Retirement is a new thing

April 21, 2022   ·   0 Comments

Dear Money Lady, I am 70 years old and still working.  I feel great and don’t plan on stopping.  You should write something for those of us who don’t plan to slow down yet.  –Jim

Okay Jim – I will.

Most people today think that retiring at age 65 has always been the norm, but really it has only formally been around since 1935, when many governments passed the social security act, establishing government welfare for retirees and setting a standardized formal age of 65 for retirement.  The Canadian Pension Plan (CPP/QPP) only started in April 1965 and the Old Age Security began January 1966.

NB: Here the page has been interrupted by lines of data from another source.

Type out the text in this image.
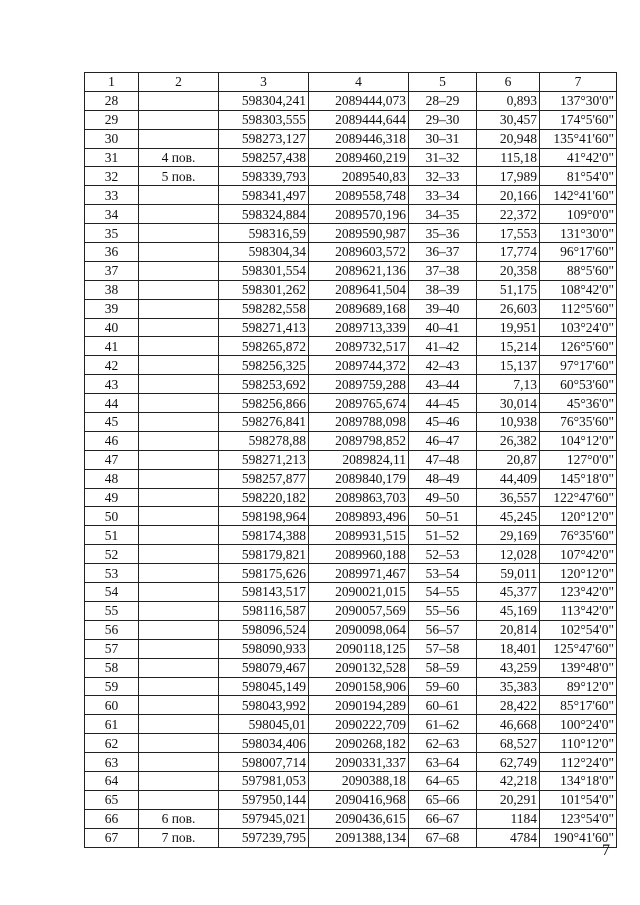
1	2	3	4	5	6	7
28		598304,241	2089444,073	28–29	0,893	137°30'0"
29		598303,555	2089444,644	29–30	30,457	174°5'60"
30		598273,127	2089446,318	30–31	20,948	135°41'60"
31	4 пов.	598257,438	2089460,219	31–32	115,18	41°42'0"
32	5 пов.	598339,793	2089540,83	32–33	17,989	81°54'0"
33		598341,497	2089558,748	33–34	20,166	142°41'60"
34		598324,884	2089570,196	34–35	22,372	109°0'0"
35		598316,59	2089590,987	35–36	17,553	131°30'0"
36		598304,34	2089603,572	36–37	17,774	96°17'60"
37		598301,554	2089621,136	37–38	20,358	88°5'60"
38		598301,262	2089641,504	38–39	51,175	108°42'0"
39		598282,558	2089689,168	39–40	26,603	112°5'60"
40		598271,413	2089713,339	40–41	19,951	103°24'0"
41		598265,872	2089732,517	41–42	15,214	126°5'60"
42		598256,325	2089744,372	42–43	15,137	97°17'60"
43		598253,692	2089759,288	43–44	7,13	60°53'60"
44		598256,866	2089765,674	44–45	30,014	45°36'0"
45		598276,841	2089788,098	45–46	10,938	76°35'60"
46		598278,88	2089798,852	46–47	26,382	104°12'0"
47		598271,213	2089824,11	47–48	20,87	127°0'0"
48		598257,877	2089840,179	48–49	44,409	145°18'0"
49		598220,182	2089863,703	49–50	36,557	122°47'60"
50		598198,964	2089893,496	50–51	45,245	120°12'0"
51		598174,388	2089931,515	51–52	29,169	76°35'60"
52		598179,821	2089960,188	52–53	12,028	107°42'0"
53		598175,626	2089971,467	53–54	59,011	120°12'0"
54		598143,517	2090021,015	54–55	45,377	123°42'0"
55		598116,587	2090057,569	55–56	45,169	113°42'0"
56		598096,524	2090098,064	56–57	20,814	102°54'0"
57		598090,933	2090118,125	57–58	18,401	125°47'60"
58		598079,467	2090132,528	58–59	43,259	139°48'0"
59		598045,149	2090158,906	59–60	35,383	89°12'0"
60		598043,992	2090194,289	60–61	28,422	85°17'60"
61		598045,01	2090222,709	61–62	46,668	100°24'0"
62		598034,406	2090268,182	62–63	68,527	110°12'0"
63		598007,714	2090331,337	63–64	62,749	112°24'0"
64		597981,053	2090388,18	64–65	42,218	134°18'0"
65		597950,144	2090416,968	65–66	20,291	101°54'0"
66	6 пов.	597945,021	2090436,615	66–67	1184	123°54'0"
67	7 пов.	597239,795	2091388,134	67–68	4784	190°41'60"
7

The idea for retirement came from Prussia in 1881, when Otto von Bismarck came up with a government run financial support system for citizens over the age of 70.  At the time, this was a radical move since everyone around the world never retired.  You simply kept working until you died and at the time in the late 1800’s and early 1900’s the average life expectancy was only 61, so the chance of you getting to retirement was slim-to-none.  Now retirement is the “buzz-word” for your leisure second chance at life, when you can sleep in and golf every day.  People are living much longer and instead of retirement being 5 years or less like it was in the 1960’s, it could now be as long as your working career, 30 to 40 years.

With this in mind, and for the benefit of you Jim, I decided to do a little research.  According to Stats Canada, 36% of Canadians aged 65 to 74 are still working full-time, and 13% of those aged over 75 are also still working.  I was surprised by this finding, and I am certainly not advocating working into your elder years or continuing to work until you die; however, obviously these stats show that a lot of Canadian retirees are not just sitting around.  Whether you need the additional income or not, many older people are working part-time to feel purposeful.  There are many retirees that have now redefined the term “retirement” by focusing on volunteering and service, giving them a way to spend their time in a meaningful way and at the same time seems a lot like it did when they were working. 

Contrary to popular belief, there is no “right-time” to retire and if you are in good health there is no real need for rest and relaxation every day until you die.  Retirement was not intended so that everyone would get it, even though we now believe we all should.  The 65-year age of retirement was chosen by economists and actuaries when social security was created, when life expectancies were much less than they are now, and only provides a generalized guideline for those who want to know the government’s “right time” to do their hard-stop to working.  The reality is, most Canadians are now retiring much younger than 65 with 61 being the median age, but 65% of these retirees under the age of 65 are continuing to work part-time.  It is a false notion that in order for you to be retired that means you never earn money again or be defined by an age cap.  Continuing to work while in retirement has so many benefits for you.  Being socially connected, physically active, mentally sharp, and the benefits of additional revenue all make a case for continuing to work while in retirement.   They even say that those that work part-time in retirement have fewer health problems.  Boredom is a common complaint that I hear from my readers and when in retirement you never seem to get a day off – so, why not give yourself a break from all that rest and relaxation, and consider getting a part-time job?